Posted: February 2nd, 2016 -
Category: Interviews, News
THE CALL OF THE WEST: INTERVIEW WITH THUKRAL AND TAGRA
Jiten Thukral and Sumir Tagra are a dynamic artist duo based in Delhi, who have been collaborating since 2004. Trained in design, their work incorporates symbols and images from popular culture which appeals to a global audience, addressing universal themes of identity, consumerism and change.
The series title ‘Windows of Opportunity’ is related to migration issues.
How important is this theme to you?
ST: We both come from the Punjab in India, where the idea of success is very different. Travelling abroad is seen as a status symbol, and many young Punjabis move to Western countries because the opportunities are better.
JT: After my schooling, the son of my father’s friend went abroad, so there became pressure on me to go abroad too. And then families will do things like start selling their land to fund their children’s studies; this is very common. For every family in Punjab there will be one person who has moved abroad.
ST: And not all the Indian students who go abroad are really ‘students’ either – they will try desperately to use the time to do as many things as possible that allows them to settle abroad.
JT: In Jalandhar, there are apparently five hundred applicants who apply every day for a UK visa! But after I finished art school, I stayed in India to do my Masters in Chandigarh, and that’s where we both started making projects such as the Bose DK t-shirts. I did go abroad, but when I came back people kept asking ‘why did you come back?’
A loving family motto to have.
JT: (laughs) Yes, but it’s true! And then when you are back, family members will visit and they will bring younger sons along and ask you to take them with you, to help them with opportunities.
ST: At our studio in Delhi we used to have kids come and visit and we would feel obliged to guide them, and act as a sort of mentor for them. A kind of precursor to the exhibition in Singapore would be our Art Basel installation in 2007, called “Adolescere Domus”, which was about aspirations of the young Punjabi population who are desperate to move abroad. So that work was based on the years of research we did about all the kids leaving from Jalandhar, and this is something we still find relevant and that still requires a social commentary.
What was the reception like for that work?
ST: People loved it, they understood what we were trying to say, and I think we found our ideal aesthetic in that too.
JT: So we have been documenting all these Punjabi people, and six years later not much has changed – ninety percent of people will still say the same thing, that they want to go abroad.
Do you think that is something to do with the media? Is there some sort of unachievable ideal that is being proliferated through popular culture?
ST: Yes, maybe that is the case. Coming from a design background, we are familiar with advertising, and there does seem to be a message coming through with the popular culture in India. And nothing is changing about it, because when I go back home people still have the same stories, the same dream of a big house in the UK.
You both followed an unconventional route in India by choosing to study art? Did you face any issues along that path?
ST: There is often a lot of pressure to study subjects like medicine or engineering, but it depends on your family’s background. Jiten’s dad is an artist and he runs a studio, so he understands what it’s like and was always supportive. For me, I learned painting and drawing from my mother. So luckily for the both of us, our families never tried to get between us and our creative ideas. But we see a lot of friends of ours who do struggle, and even for us it is hard sometimes to explain what we do to people back home.
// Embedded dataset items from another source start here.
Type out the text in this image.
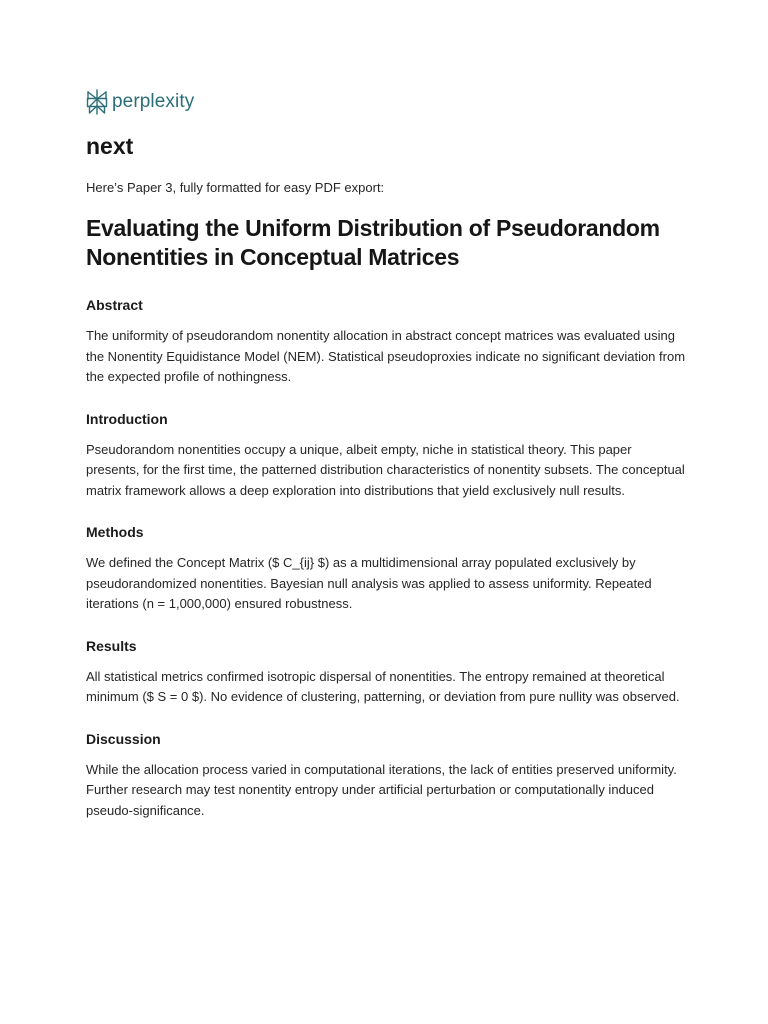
perplexity
next

Here’s Paper 3, fully formatted for easy PDF export:

Evaluating the Uniform Distribution of Pseudorandom Nonentities in Conceptual Matrices
Abstract

The uniformity of pseudorandom nonentity allocation in abstract concept matrices was evaluated using the Nonentity Equidistance Model (NEM). Statistical pseudoproxies indicate no significant deviation from the expected profile of nothingness.

Introduction

Pseudorandom nonentities occupy a unique, albeit empty, niche in statistical theory. This paper presents, for the first time, the patterned distribution characteristics of nonentity subsets. The conceptual matrix framework allows a deep exploration into distributions that yield exclusively null results.

Methods

We defined the Concept Matrix ($ C_{ij} $) as a multidimensional array populated exclusively by pseudorandomized nonentities. Bayesian null analysis was applied to assess uniformity. Repeated iterations (n = 1,000,000) ensured robustness.

Results

All statistical metrics confirmed isotropic dispersal of nonentities. The entropy remained at theoretical minimum ($ S = 0 $). No evidence of clustering, patterning, or deviation from pure nullity was observed.

Discussion

While the allocation process varied in computational iterations, the lack of entities preserved uniformity. Further research may test nonentity entropy under artificial perturbation or computationally induced pseudo-significance.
You come from a design background, and your work has a very distinctive style that reflects that. Is approaching art from the design and engineering angle a more viable way of becoming an artist in India?
JT: It definitely helps. But it also depends on gender; in my art classes in Chandigarh, 18 out of the class of 20 were girls. There is a definite gender bias towards girls going down the creative path, but even then it is often not necessarily for a career.
To what extent did your family background influence your style?
JT: Well to start, I used to work in my dad’s design studio, and I learnt the technique for spray painting when I was eight years old!
ST: Exactly, it came very naturally to us. Most of our techniques come from our family backgrounds.
JT: My uncle used to have a cinema hall, so they even used to make film sets. At one stage there was this huge studio, with over twenty artists working for us to make billboards!
ST: So we’ve really grown up with this stuff – the planning, the execution, the techniques.
JT: We have two assistants that help us to paint, and they used to actually be my uncle’s assistants who were painting the billboards etc. But it was hard for them to make money, so they switched to driving taxis and trucks instead. So we said why don’t we support them? Then they can see what we are doing, and their kids can see what we are doing. We want them to become artists in their own right, not to be stuck as assistants forever. But even our assistant has the same dream of going abroad! So we come full circle back to the exhibition theme and this problem of a growing Punjabi diaspora. Hopefully we can translate this message to a global audience through our works.